As atividades iniciaram no mês de Júlio de 2001 e foram encerradas em 10 de outubro do mesmo ano, quando foi feita a entrega dos mesmos em Brasília, no PROEP.

No dia 04/12/2002 a Fundaturvo recebeu o oficio nº 2630/MEC/SEMTEC/PROEP confirmando que o projeto estava com recursos financeiros reservados para o próximo orçamento, aguardando a liberação para o início das obras.

Eng.

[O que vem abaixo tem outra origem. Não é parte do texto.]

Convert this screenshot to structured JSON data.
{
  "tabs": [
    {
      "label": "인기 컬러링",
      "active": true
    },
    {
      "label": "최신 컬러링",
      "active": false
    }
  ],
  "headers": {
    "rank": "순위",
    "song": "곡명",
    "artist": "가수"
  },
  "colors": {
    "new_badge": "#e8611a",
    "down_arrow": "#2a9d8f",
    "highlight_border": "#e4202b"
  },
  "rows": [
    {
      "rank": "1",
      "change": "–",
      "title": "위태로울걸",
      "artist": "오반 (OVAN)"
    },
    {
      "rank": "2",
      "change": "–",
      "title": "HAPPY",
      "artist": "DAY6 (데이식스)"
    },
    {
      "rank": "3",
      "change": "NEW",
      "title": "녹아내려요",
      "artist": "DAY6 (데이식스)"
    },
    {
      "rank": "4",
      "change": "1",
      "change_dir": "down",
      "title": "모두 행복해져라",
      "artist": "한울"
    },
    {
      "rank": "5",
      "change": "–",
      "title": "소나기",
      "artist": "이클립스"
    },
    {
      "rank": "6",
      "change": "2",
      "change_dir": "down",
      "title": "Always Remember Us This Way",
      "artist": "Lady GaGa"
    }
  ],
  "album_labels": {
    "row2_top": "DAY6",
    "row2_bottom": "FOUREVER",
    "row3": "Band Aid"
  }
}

Eugenio Frizzo – Vice-Presidente da Fundaturvo/DS e Editor da Coluna

 

 FUNDATURVO 21 ANOS

ARTIGO 08 JC – 22.09.17

 O SEGUNDO PROJETO (8).

No início de 2003 houve a troca de Presidente, assumindo o novo governo de Luiz Inácio Lula da Silva.

O nosso projeto que já estava com recursos reservados no orçamento de

2003, assim como outros assinados sofreu uma grande reviravolta. Em fevereiro de 2003 recebemos a notícia que o convenio “foi cancelado” através do oficio nº 061/2003/GAB/SEMTE/MEC. As razões alegadas diziam respeito a deficiência financeira no orçamento e a “definição de novas políticas a serem estabelecidas pelo novo governo”. Vale lembrar aqui que os recursos financeiros para o projeto Proep provinham de financiamento do Banco Mundial que libera recursos conforme a demanda do proponente. O ofício encerava com uma sinalização de uma possível reavaliação dos projetos já assinados.

A notícia provocou a criação um movimento nacional envolvendo as entidades conveniadas, governos estaduais, comissão de deputados e senadores, enfim uma grande mobilização visando a retomada imediata dos projetos.

Assim ocorreu e em 06 de maio, através do Oficio 325/2003, a Fundaturvo foi convocada para comparecer a uma comissão especial criada pelo MEC para tomar conhecimento das “novas políticas estabelecidas pelo governo” e reavaliar a situação do projeto de Santo Augusto.

Resumidamente, o governo estabeleceu um limite financeiro para o projeto e deu um prazo para o projeto ser ajustado. Foi uma discussão longa, calorosa e dura entre a equipe da Fundação e a equipe do MEC. Esteve conosco na ocasião o Deputado Federal Orlando Desconsi que fez a mediação da situação. Participaram desta audiência o Eng. Frizzo – Presidente e a Professora Marilei Andrighetto – Vice-presidente.

Retornamos a Santo Augusto, reunimos novamente o grupo de trabalho e, partimos para a adequação do projeto. Foi um retrabalho árduo, pois o projeto anterior, que reunia os sonhos de uma escola de alta qualidade, teve que ser “esquartejado” para se enquadrar nos parâmetros indicados pelo MEC.

Foram suprimidos cursos, laboratórios de ensino, instalações de aulas práticas e estruturas auxiliares, de forma a chegar aos valores financeiros próximos ao disponibilizados para a Fundaturvo.

Em abril de 2004 foi concluído o novo PEC do CEPROVALE.

Nos dias que se seguiram os embates foram retomados de forma bastante dura com o pessoal do MEC, que forçava a barra para mais redução de nosso projeto. A situação ficou em um impasse por mais de 30 dias sem conclusão. A sustentação da Fundaturvo era de que mais cortes significariam reduzir a escola a um projeto de pouca significância para a nossa realidade e isso frustraria toda uma caminhada. Depois de algumas visitas ao MEC e vários telefonemas foi se criando um clima de confiança entre as equipes e no final obtivemos sucesso em nossas posições.

Em 30 de maio o projeto foi aprovado e ficou no aguardo para a convocação de assinatura de novo Convênio.

Em 29 de julho de 2005 foi assinado o Convênio nº 843008/2005/PROEP no valor de R$ 1.827.860,50.

Para complementar as obras relacionadas com os laboratórios de criação animal faltavam R$ 180.000,00, valor assumido pelo Municipio de Santo Augusto e Fundação. Até a próxima quando faleremos das obras

Eng. Eugenio Frizzo – Vice-Presidente da Fundaturvo/DS e Editor da Coluna.